The District Court made no finding that the assistant public defender was incompetent, but on the contrary he found “that the public defender did a pretty good job for him [petitioner],” and that petitioner had failed to show “that there was an ingredient of unfairness actively operating in the process that resulted in his confinement.”
Article II, §§ 2 and 9 of the Illinois Constitution, Smith-Hurd Stats., provides that no person shall be deprived of life, liberty or property without due process of law and that, in all criminal prosecutions, the accused shall have the right to appear and defend in person and by counsel, and c. 38, § 730 of the Ill.Rev.Stat.1947 provides that “Every person charged with crime shall be allowed counsel, and when he shall state upon oath that he is unable to procure counsel, the court shall assign him competent counsel, who shall conduct his defense.” Chapter 34, § 163f of the same statute provides that “The Public Defender, as directed by the court, shall act as attorney and counsellor-at-law, without fee, before any court of record, exercising a general criminal jurisdiction within the county, for all persons who are held in custody or who are charged with the commission of any criminal offense, and who the court finds are unable to employ counsel. Provided however, the Court may, with the consent of the defendant, appoint counsel, other than the public defender, and shall so appoint if the defendant shall so demand, * * *.”

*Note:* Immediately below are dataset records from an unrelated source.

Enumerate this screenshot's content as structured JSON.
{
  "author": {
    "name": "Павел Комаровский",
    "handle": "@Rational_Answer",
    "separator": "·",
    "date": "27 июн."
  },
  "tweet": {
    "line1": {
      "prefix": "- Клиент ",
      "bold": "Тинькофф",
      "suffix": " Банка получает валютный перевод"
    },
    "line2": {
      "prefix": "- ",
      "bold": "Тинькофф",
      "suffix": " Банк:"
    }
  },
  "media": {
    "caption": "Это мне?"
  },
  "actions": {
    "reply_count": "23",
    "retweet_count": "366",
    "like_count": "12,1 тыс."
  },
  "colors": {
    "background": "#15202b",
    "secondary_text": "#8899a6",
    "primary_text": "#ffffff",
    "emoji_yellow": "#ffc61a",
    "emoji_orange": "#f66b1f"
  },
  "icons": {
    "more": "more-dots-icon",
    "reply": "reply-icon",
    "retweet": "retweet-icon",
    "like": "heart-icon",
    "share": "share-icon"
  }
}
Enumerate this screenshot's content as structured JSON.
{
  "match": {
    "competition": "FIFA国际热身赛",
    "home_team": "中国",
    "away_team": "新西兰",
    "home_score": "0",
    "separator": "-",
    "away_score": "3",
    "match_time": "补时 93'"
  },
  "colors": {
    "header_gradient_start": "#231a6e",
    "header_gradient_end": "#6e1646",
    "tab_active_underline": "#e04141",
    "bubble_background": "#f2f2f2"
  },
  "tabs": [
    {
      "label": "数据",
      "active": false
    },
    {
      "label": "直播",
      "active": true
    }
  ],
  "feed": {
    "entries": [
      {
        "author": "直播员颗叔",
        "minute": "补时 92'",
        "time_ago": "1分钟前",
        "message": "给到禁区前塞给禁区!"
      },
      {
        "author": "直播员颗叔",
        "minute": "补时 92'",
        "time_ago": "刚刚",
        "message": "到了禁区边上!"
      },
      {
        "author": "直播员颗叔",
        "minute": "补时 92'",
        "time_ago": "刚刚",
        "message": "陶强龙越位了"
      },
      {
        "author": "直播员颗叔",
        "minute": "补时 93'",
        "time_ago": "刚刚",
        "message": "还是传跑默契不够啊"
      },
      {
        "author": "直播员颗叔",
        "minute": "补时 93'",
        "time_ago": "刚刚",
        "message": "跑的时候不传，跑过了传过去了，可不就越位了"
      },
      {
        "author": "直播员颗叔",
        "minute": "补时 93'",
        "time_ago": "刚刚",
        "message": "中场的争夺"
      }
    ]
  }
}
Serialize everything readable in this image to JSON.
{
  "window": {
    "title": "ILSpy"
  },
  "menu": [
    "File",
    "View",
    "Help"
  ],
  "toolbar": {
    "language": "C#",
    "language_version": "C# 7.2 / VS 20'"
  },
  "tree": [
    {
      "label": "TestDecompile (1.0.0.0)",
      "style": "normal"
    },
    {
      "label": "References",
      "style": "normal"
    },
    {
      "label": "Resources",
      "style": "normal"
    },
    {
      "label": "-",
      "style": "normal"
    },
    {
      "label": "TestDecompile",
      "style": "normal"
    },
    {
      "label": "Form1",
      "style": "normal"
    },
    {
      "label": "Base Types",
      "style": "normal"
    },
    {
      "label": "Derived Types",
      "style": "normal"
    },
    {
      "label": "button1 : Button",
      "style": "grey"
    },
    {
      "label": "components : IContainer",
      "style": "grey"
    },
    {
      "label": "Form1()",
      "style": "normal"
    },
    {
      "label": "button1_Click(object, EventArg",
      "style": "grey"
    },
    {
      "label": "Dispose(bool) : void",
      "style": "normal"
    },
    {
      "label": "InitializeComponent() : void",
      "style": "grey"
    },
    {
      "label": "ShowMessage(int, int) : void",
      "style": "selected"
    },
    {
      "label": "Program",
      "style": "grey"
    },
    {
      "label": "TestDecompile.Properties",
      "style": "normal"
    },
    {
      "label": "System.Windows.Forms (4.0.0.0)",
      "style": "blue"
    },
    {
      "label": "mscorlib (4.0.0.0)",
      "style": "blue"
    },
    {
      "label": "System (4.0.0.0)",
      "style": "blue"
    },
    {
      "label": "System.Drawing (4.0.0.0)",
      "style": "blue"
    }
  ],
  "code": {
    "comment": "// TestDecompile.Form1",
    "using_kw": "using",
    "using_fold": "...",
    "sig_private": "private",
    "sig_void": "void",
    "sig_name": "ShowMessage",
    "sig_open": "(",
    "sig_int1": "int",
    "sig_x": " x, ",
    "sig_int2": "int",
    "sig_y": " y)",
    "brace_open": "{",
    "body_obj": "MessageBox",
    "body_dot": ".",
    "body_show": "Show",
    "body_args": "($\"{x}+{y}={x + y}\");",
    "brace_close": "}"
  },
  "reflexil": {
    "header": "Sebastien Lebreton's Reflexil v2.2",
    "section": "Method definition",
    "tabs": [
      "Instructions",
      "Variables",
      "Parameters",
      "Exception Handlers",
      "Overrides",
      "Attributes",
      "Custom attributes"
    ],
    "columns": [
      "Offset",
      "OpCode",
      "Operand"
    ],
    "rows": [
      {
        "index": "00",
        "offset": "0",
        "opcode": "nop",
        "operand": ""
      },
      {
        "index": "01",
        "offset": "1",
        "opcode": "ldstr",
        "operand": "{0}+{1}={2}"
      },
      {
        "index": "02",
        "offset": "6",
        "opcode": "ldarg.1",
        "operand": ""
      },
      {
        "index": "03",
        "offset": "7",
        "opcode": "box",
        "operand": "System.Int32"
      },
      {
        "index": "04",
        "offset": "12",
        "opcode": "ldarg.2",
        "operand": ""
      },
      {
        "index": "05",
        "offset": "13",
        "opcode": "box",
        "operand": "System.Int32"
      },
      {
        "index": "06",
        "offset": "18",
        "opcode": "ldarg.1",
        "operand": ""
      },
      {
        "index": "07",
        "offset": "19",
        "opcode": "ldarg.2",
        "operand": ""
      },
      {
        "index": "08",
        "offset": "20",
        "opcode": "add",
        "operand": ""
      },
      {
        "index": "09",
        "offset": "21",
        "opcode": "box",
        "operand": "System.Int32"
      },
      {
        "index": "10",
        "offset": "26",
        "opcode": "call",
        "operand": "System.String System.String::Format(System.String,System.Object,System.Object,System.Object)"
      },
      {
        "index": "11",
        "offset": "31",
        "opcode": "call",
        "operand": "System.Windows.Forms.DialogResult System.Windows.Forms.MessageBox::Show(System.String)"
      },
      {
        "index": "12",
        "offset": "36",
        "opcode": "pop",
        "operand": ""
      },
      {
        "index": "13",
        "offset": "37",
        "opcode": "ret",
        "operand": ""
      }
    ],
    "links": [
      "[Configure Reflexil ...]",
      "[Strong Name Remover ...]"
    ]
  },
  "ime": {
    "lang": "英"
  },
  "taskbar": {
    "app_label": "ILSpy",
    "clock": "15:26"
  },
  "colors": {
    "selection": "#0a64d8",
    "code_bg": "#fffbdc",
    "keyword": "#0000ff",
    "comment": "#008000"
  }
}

This is a noncapital case, and in considering the argument pressed upon us it is well to remember, as the courts have often said, that the function of the writ of habeas corpus is to inquire into jurisdictional defects amounting to want of legal authority for the detention of the person in whose behalf it is asked. In such cases the court examines only the power and authority of the court to act, not the correctness of its conclusions. Our inquiry therefore is, was the judgment of the Criminal Court of Cook County, Illinois, void as in violation of the Fourteenth Amendment because that court had not complied with appellant’s request that he be represented by counsel other than the public defender? We think the answer must be in the negative. We have already been told that the due process clause of the Fourteenth Amendment does not require that counsel be assigned to an accused, even when requested, Betts v. Brady, 316 U.S. 455, 62 S.Ct. 1252, 86 L.Ed. 1595, and that failure to assign counsel to assist an accused in his defense in an Illinois prosecution for a noncapital felony of burglary is not a violation of due process of law. Foster v. People of State of Illinois, 332 U.S. 134, 67 S.Ct. 1716. See also People v. Bute, 396 Ill. 588, 72 N.E. 2d 813, affirmed 68 S.Ct. 763; People v. Evans, 397 Ill. 430, 74 N.E.2d 708; and People v. Del Veawgo, 399 Ill. 243, 77 N. E.2d 668. Hence, in the situation here appearing, we are impelled to the conclusion that the judgment of the Criminal Court of Cook County, Illinois, was not void.